The enforceable undertaking also requires Sigma to safeguard and delete the data of those pharmacies that choose to switch and to require the merged Sigma Chemist Warehouse to continue as a pharmaceutical wholesaler under the Commonwealth government’s Community Service Obligation (CSO) arrangements for five years. 

“The ability of pharmacies to readily exit their existing agreements with Sigma will maintain and enhance the ability of alternative wholesalers to constrain the merged entity,” said Ms Cass-Gottlieb. 

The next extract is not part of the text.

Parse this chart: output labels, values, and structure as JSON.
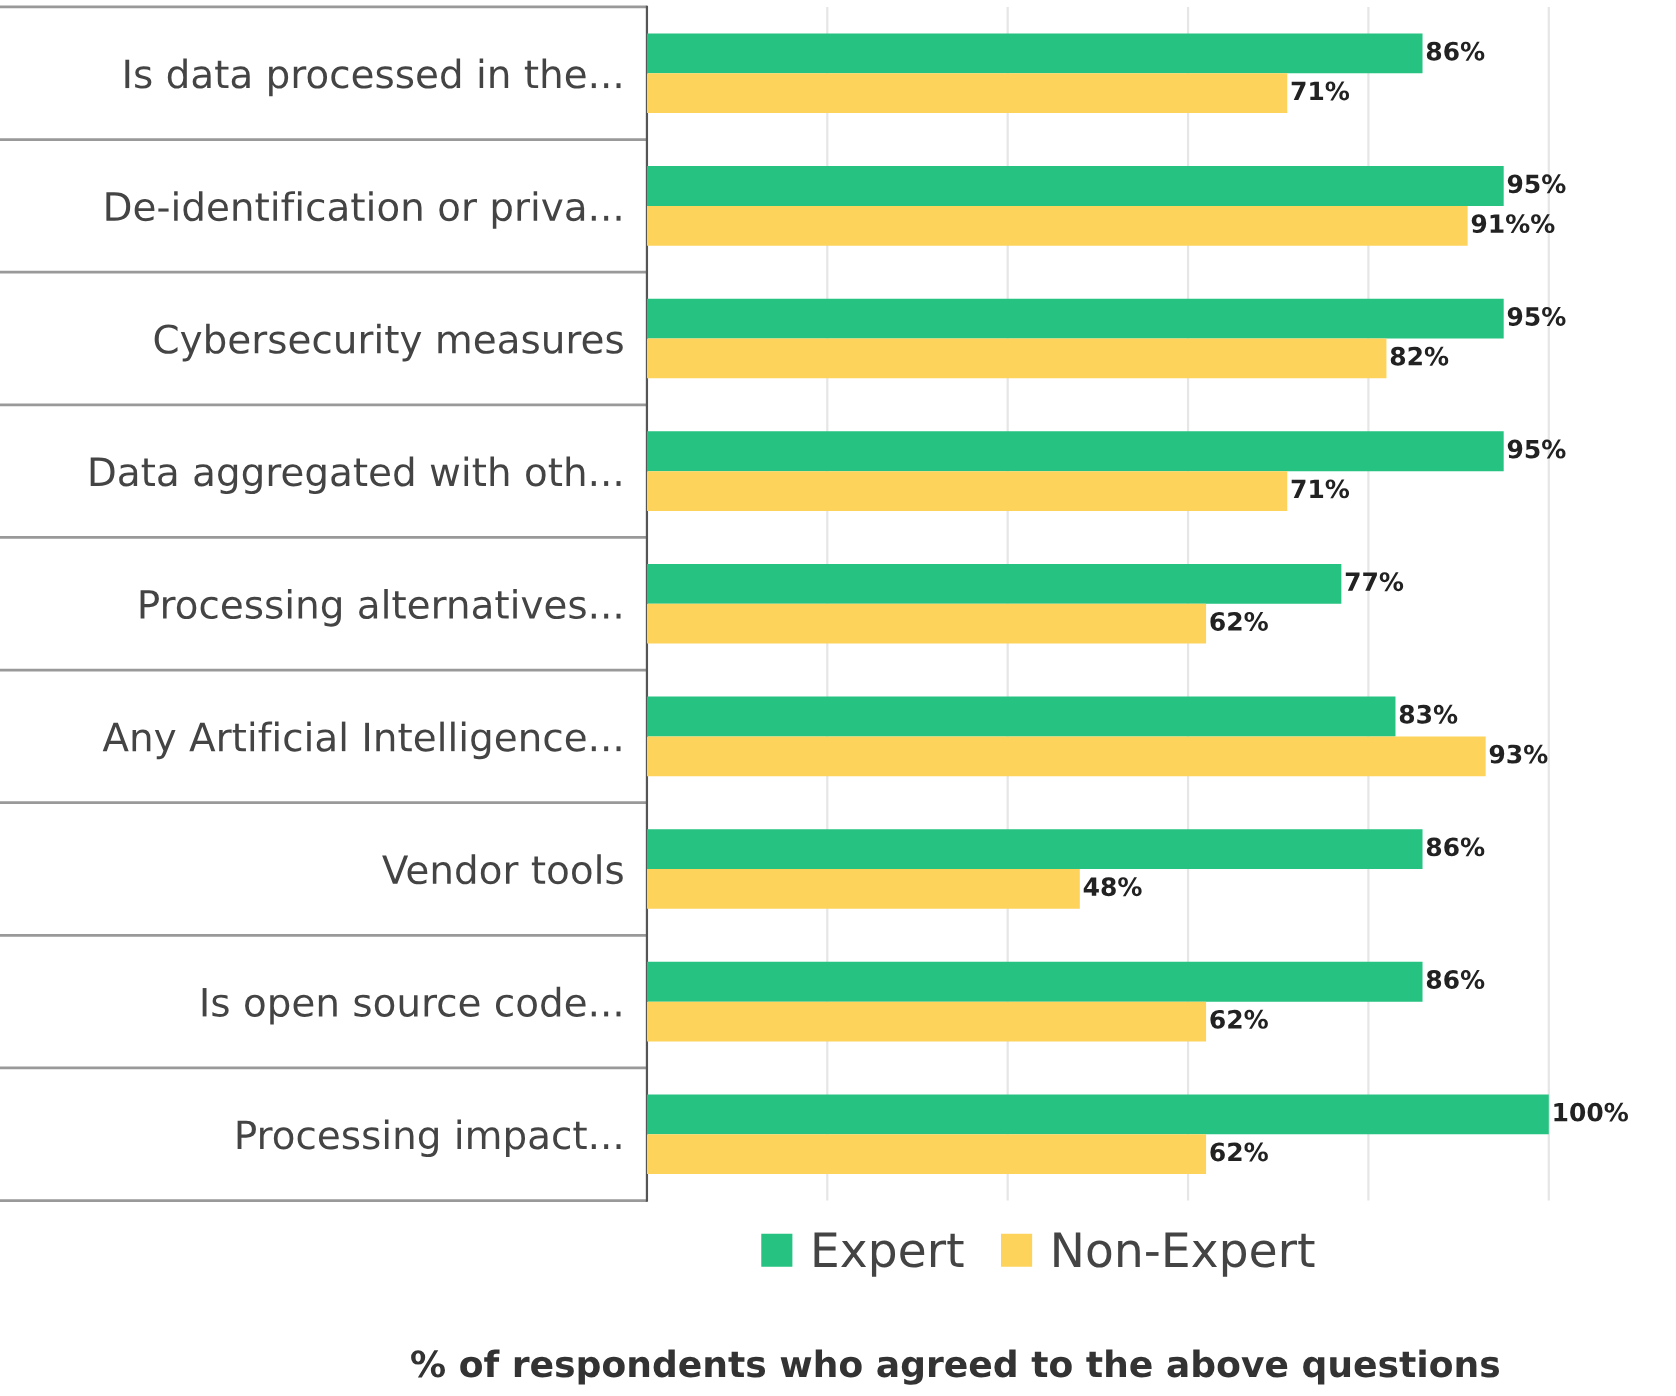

The Pharmacy Guild had opposed the merger, arguing the new group would control more than half of the revenue in the retail chemist sector and that there was an “inherent conflict of interest” in which the new group would be “incentivised to provide preferential treatment to CW-branded pharmacies”. 

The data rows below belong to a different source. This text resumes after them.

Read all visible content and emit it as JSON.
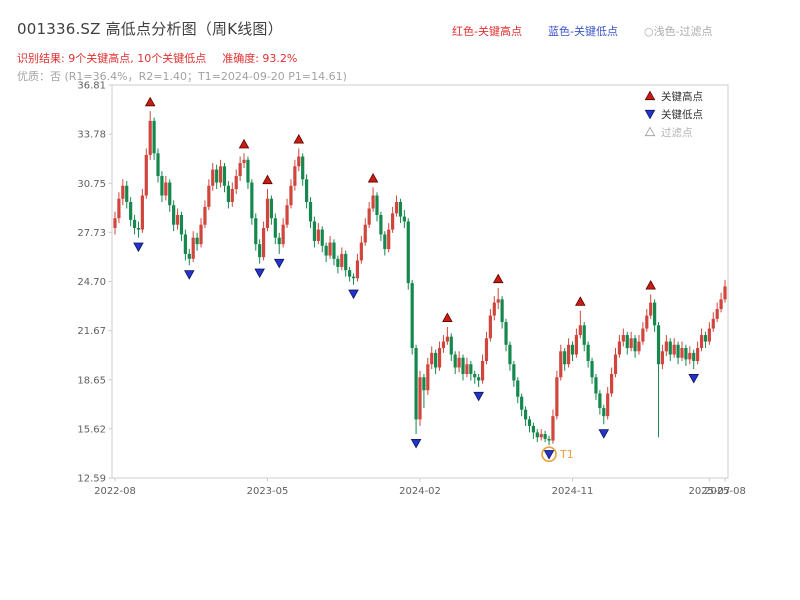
{
  "title": "001336.SZ 高低点分析图（周K线图）",
  "header_legend": {
    "high": "红色-关键高点",
    "low": "蓝色-关键低点",
    "filtered": "○浅色-过滤点"
  },
  "result_line": {
    "recognition": "识别结果: 9个关键高点, 10个关键低点",
    "accuracy": "准确度: 93.2%"
  },
  "quality_line": "优质：否 (R1=36.4%，R2=1.40；T1=2024-09-20 P1=14.61)",
  "colors": {
    "up": "#d0453c",
    "down": "#15884e",
    "key_high": "#c81d12",
    "key_high_edge": "#5c0000",
    "key_low": "#2434c8",
    "key_low_edge": "#0d1560",
    "filtered_outline": "#999999",
    "t1": "#e8a13b",
    "axis": "#cccccc",
    "tick_text": "#5f5f5f",
    "legend_text": "#333333",
    "legend_muted": "#b3b3b3"
  },
  "chart_data": {
    "type": "candlestick",
    "title": "001336.SZ 高低点分析图（周K线图）",
    "grid": false,
    "legend_position": "top-right-inside",
    "legend": [
      {
        "label": "关键高点",
        "marker": "triangle-up",
        "color_key": "key_high"
      },
      {
        "label": "关键低点",
        "marker": "triangle-down",
        "color_key": "key_low"
      },
      {
        "label": "过滤点",
        "marker": "triangle-outline",
        "color_key": "filtered_outline"
      }
    ],
    "y_axis": {
      "min": 12.59,
      "max": 36.81,
      "ticks": [
        "36.81",
        "33.78",
        "30.75",
        "27.73",
        "24.70",
        "21.67",
        "18.65",
        "15.62",
        "12.59"
      ]
    },
    "x_axis": {
      "ticks": [
        {
          "label": "2022-08",
          "week": 0
        },
        {
          "label": "2023-05",
          "week": 39
        },
        {
          "label": "2024-02",
          "week": 78
        },
        {
          "label": "2024-11",
          "week": 117
        },
        {
          "label": "2025-07",
          "week": 152
        },
        {
          "label": "2025-08",
          "week": 156
        }
      ]
    },
    "candles": [
      [
        28.0,
        29.0,
        27.6,
        28.6
      ],
      [
        28.6,
        30.2,
        28.3,
        29.8
      ],
      [
        29.8,
        31.0,
        29.4,
        30.6
      ],
      [
        30.6,
        30.9,
        29.2,
        29.6
      ],
      [
        29.6,
        29.9,
        28.1,
        28.5
      ],
      [
        28.5,
        28.8,
        27.6,
        28.0
      ],
      [
        28.0,
        28.4,
        27.4,
        27.9
      ],
      [
        27.9,
        30.4,
        27.7,
        30.0
      ],
      [
        30.0,
        32.9,
        29.8,
        32.5
      ],
      [
        32.5,
        35.2,
        32.2,
        34.6
      ],
      [
        34.6,
        34.8,
        32.2,
        32.6
      ],
      [
        32.6,
        32.9,
        30.8,
        31.2
      ],
      [
        31.2,
        31.5,
        29.6,
        30.0
      ],
      [
        30.0,
        31.2,
        29.7,
        30.8
      ],
      [
        30.8,
        31.0,
        29.0,
        29.4
      ],
      [
        29.4,
        29.7,
        27.8,
        28.2
      ],
      [
        28.2,
        29.2,
        27.9,
        28.8
      ],
      [
        28.8,
        29.0,
        27.2,
        27.6
      ],
      [
        27.6,
        27.9,
        26.0,
        26.4
      ],
      [
        26.4,
        26.7,
        25.7,
        26.1
      ],
      [
        26.1,
        27.8,
        25.9,
        27.4
      ],
      [
        27.4,
        27.7,
        26.6,
        27.0
      ],
      [
        27.0,
        28.6,
        26.8,
        28.2
      ],
      [
        28.2,
        29.7,
        28.0,
        29.3
      ],
      [
        29.3,
        31.0,
        29.1,
        30.6
      ],
      [
        30.6,
        32.0,
        30.3,
        31.6
      ],
      [
        31.6,
        31.9,
        30.4,
        30.8
      ],
      [
        30.8,
        32.2,
        30.5,
        31.8
      ],
      [
        31.8,
        32.0,
        30.2,
        30.6
      ],
      [
        30.6,
        30.9,
        29.2,
        29.6
      ],
      [
        29.6,
        30.8,
        29.3,
        30.4
      ],
      [
        30.4,
        31.6,
        30.1,
        31.2
      ],
      [
        31.2,
        32.4,
        30.9,
        32.0
      ],
      [
        32.0,
        32.6,
        31.7,
        32.2
      ],
      [
        32.2,
        32.4,
        30.4,
        30.8
      ],
      [
        30.8,
        31.0,
        28.2,
        28.6
      ],
      [
        28.6,
        28.9,
        26.6,
        27.0
      ],
      [
        27.0,
        27.3,
        25.8,
        26.2
      ],
      [
        26.2,
        28.4,
        26.0,
        28.0
      ],
      [
        28.0,
        30.4,
        27.8,
        29.8
      ],
      [
        29.8,
        30.0,
        28.2,
        28.6
      ],
      [
        28.6,
        28.9,
        27.0,
        27.4
      ],
      [
        27.4,
        27.7,
        26.4,
        27.0
      ],
      [
        27.0,
        28.6,
        26.8,
        28.2
      ],
      [
        28.2,
        29.8,
        28.0,
        29.4
      ],
      [
        29.4,
        31.0,
        29.2,
        30.6
      ],
      [
        30.6,
        32.2,
        30.3,
        31.8
      ],
      [
        31.8,
        32.9,
        31.5,
        32.4
      ],
      [
        32.4,
        32.6,
        30.6,
        31.0
      ],
      [
        31.0,
        31.3,
        29.2,
        29.6
      ],
      [
        29.6,
        29.9,
        28.0,
        28.4
      ],
      [
        28.4,
        28.7,
        26.8,
        27.2
      ],
      [
        27.2,
        28.3,
        27.0,
        27.9
      ],
      [
        27.9,
        28.1,
        26.5,
        26.9
      ],
      [
        26.9,
        27.1,
        25.9,
        26.3
      ],
      [
        26.3,
        27.5,
        26.1,
        27.1
      ],
      [
        27.1,
        27.3,
        25.7,
        26.1
      ],
      [
        26.1,
        26.3,
        25.2,
        25.6
      ],
      [
        25.6,
        26.8,
        25.4,
        26.4
      ],
      [
        26.4,
        26.6,
        25.0,
        25.4
      ],
      [
        25.4,
        25.6,
        24.7,
        25.0
      ],
      [
        25.0,
        25.2,
        24.5,
        24.9
      ],
      [
        24.9,
        26.4,
        24.7,
        26.0
      ],
      [
        26.0,
        27.5,
        25.8,
        27.1
      ],
      [
        27.1,
        28.6,
        26.9,
        28.2
      ],
      [
        28.2,
        29.6,
        28.0,
        29.2
      ],
      [
        29.2,
        30.5,
        29.0,
        30.0
      ],
      [
        30.0,
        30.2,
        28.4,
        28.8
      ],
      [
        28.8,
        29.0,
        27.2,
        27.6
      ],
      [
        27.6,
        27.8,
        26.3,
        26.7
      ],
      [
        26.7,
        28.3,
        26.5,
        27.9
      ],
      [
        27.9,
        29.3,
        27.7,
        28.9
      ],
      [
        28.9,
        30.0,
        28.7,
        29.6
      ],
      [
        29.6,
        29.8,
        28.3,
        28.7
      ],
      [
        28.7,
        29.1,
        28.0,
        28.4
      ],
      [
        28.4,
        28.6,
        24.2,
        24.6
      ],
      [
        24.6,
        24.8,
        20.2,
        20.6
      ],
      [
        20.6,
        20.8,
        15.3,
        16.2
      ],
      [
        16.2,
        19.2,
        15.8,
        18.8
      ],
      [
        18.8,
        19.0,
        16.9,
        18.0
      ],
      [
        18.0,
        20.0,
        17.7,
        19.6
      ],
      [
        19.6,
        20.7,
        19.3,
        20.3
      ],
      [
        20.3,
        20.5,
        19.0,
        19.4
      ],
      [
        19.4,
        21.0,
        19.2,
        20.6
      ],
      [
        20.6,
        21.4,
        20.3,
        21.0
      ],
      [
        21.0,
        21.9,
        20.8,
        21.3
      ],
      [
        21.3,
        21.5,
        19.8,
        20.2
      ],
      [
        20.2,
        20.4,
        19.0,
        19.4
      ],
      [
        19.4,
        20.4,
        19.1,
        20.0
      ],
      [
        20.0,
        20.2,
        18.6,
        19.0
      ],
      [
        19.0,
        20.0,
        18.8,
        19.6
      ],
      [
        19.6,
        19.8,
        18.6,
        19.0
      ],
      [
        19.0,
        19.2,
        18.4,
        18.8
      ],
      [
        18.8,
        19.0,
        18.2,
        18.6
      ],
      [
        18.6,
        20.2,
        18.4,
        19.8
      ],
      [
        19.8,
        21.6,
        19.6,
        21.2
      ],
      [
        21.2,
        23.0,
        21.0,
        22.6
      ],
      [
        22.6,
        23.8,
        22.3,
        23.4
      ],
      [
        23.4,
        24.3,
        23.0,
        23.6
      ],
      [
        23.6,
        23.8,
        21.8,
        22.2
      ],
      [
        22.2,
        22.4,
        20.4,
        20.8
      ],
      [
        20.8,
        21.0,
        19.2,
        19.6
      ],
      [
        19.6,
        19.8,
        18.2,
        18.6
      ],
      [
        18.6,
        18.8,
        17.2,
        17.6
      ],
      [
        17.6,
        17.8,
        16.4,
        16.8
      ],
      [
        16.8,
        17.0,
        15.8,
        16.2
      ],
      [
        16.2,
        16.4,
        15.4,
        15.8
      ],
      [
        15.8,
        16.0,
        15.0,
        15.4
      ],
      [
        15.4,
        15.6,
        14.8,
        15.1
      ],
      [
        15.1,
        15.6,
        14.9,
        15.3
      ],
      [
        15.3,
        15.5,
        14.8,
        15.0
      ],
      [
        15.0,
        15.2,
        14.61,
        14.9
      ],
      [
        14.9,
        16.8,
        14.7,
        16.4
      ],
      [
        16.4,
        19.2,
        16.2,
        18.8
      ],
      [
        18.8,
        20.8,
        18.6,
        20.4
      ],
      [
        20.4,
        20.6,
        19.2,
        19.6
      ],
      [
        19.6,
        21.2,
        19.4,
        20.8
      ],
      [
        20.8,
        21.0,
        19.8,
        20.2
      ],
      [
        20.2,
        21.8,
        20.0,
        21.4
      ],
      [
        21.4,
        22.9,
        21.2,
        22.0
      ],
      [
        22.0,
        22.2,
        20.4,
        20.8
      ],
      [
        20.8,
        21.0,
        19.4,
        19.8
      ],
      [
        19.8,
        20.0,
        18.4,
        18.8
      ],
      [
        18.8,
        19.0,
        17.4,
        17.8
      ],
      [
        17.8,
        18.0,
        16.5,
        16.9
      ],
      [
        16.9,
        17.1,
        15.9,
        16.4
      ],
      [
        16.4,
        18.2,
        16.2,
        17.8
      ],
      [
        17.8,
        19.4,
        17.6,
        19.0
      ],
      [
        19.0,
        20.6,
        18.8,
        20.2
      ],
      [
        20.2,
        21.4,
        20.0,
        21.0
      ],
      [
        21.0,
        21.8,
        20.7,
        21.4
      ],
      [
        21.4,
        21.6,
        20.2,
        20.6
      ],
      [
        20.6,
        21.6,
        20.4,
        21.2
      ],
      [
        21.2,
        21.4,
        20.0,
        20.4
      ],
      [
        20.4,
        21.4,
        20.2,
        21.0
      ],
      [
        21.0,
        22.2,
        20.8,
        21.8
      ],
      [
        21.8,
        23.0,
        21.6,
        22.6
      ],
      [
        22.6,
        23.9,
        22.4,
        23.4
      ],
      [
        23.4,
        23.6,
        21.6,
        22.0
      ],
      [
        22.0,
        22.2,
        15.1,
        19.6
      ],
      [
        19.6,
        20.8,
        19.3,
        20.4
      ],
      [
        20.4,
        21.4,
        20.1,
        21.0
      ],
      [
        21.0,
        21.2,
        19.8,
        20.2
      ],
      [
        20.2,
        21.2,
        20.0,
        20.8
      ],
      [
        20.8,
        21.0,
        19.6,
        20.0
      ],
      [
        20.0,
        21.0,
        19.8,
        20.6
      ],
      [
        20.6,
        20.8,
        19.5,
        19.9
      ],
      [
        19.9,
        20.7,
        19.6,
        20.3
      ],
      [
        20.3,
        20.5,
        19.3,
        19.8
      ],
      [
        19.8,
        21.0,
        19.6,
        20.6
      ],
      [
        20.6,
        21.8,
        20.4,
        21.4
      ],
      [
        21.4,
        21.6,
        20.6,
        21.0
      ],
      [
        21.0,
        22.2,
        20.8,
        21.8
      ],
      [
        21.8,
        22.8,
        21.6,
        22.4
      ],
      [
        22.4,
        23.4,
        22.2,
        23.0
      ],
      [
        23.0,
        24.0,
        22.8,
        23.6
      ],
      [
        23.6,
        24.8,
        23.4,
        24.4
      ]
    ],
    "key_highs": [
      9,
      33,
      39,
      47,
      66,
      85,
      98,
      119,
      137
    ],
    "key_lows": [
      6,
      19,
      37,
      42,
      61,
      77,
      93,
      111,
      125,
      148
    ],
    "t1": {
      "index": 111,
      "label": "T1",
      "price": 14.61
    }
  }
}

TMR reached out to the Guild for comment today but it had not responded by publication deadline. 

In other ACCC news, the Commission has raised concerns about the proposed acquisition of I’rom Group – owned by CMAX Clinical Research, one of the largest suppliers of phase 1 clinical trial services in the country – by Blackstone, which indirectly owns Nucleus Network, the other big supplier. 

 “We are concerned that the proposed acquisition would be likely to have the effect of substantially lessening competition in the supply of phase 1 clinical trials in Australia,” ACCC commissioner Dr Philip Williams said. 

“The proposed acquisition would bring the two largest providers in Australia under common ownership, with 59% of phase 1 trial beds in Australia, likely significantly lessening the competition faced by these providers.” 

In addition to indirectly owning Nucleus, Blackstone also has a majority interest in Precision Medicine Group, which operates the Precision for Medicine contract research organisation. Precision provides services to drug sponsors and assists with selecting phase 1 clinical trial service providers. 

“We are also concerned that Blackstone may have the ability and incentive to restrict access to phase 1 clinical trial services by competing contract research organisations,” Dr Williams said. 

The ACCC invites submissions in response to the Statement of Issues by 21 November 2024.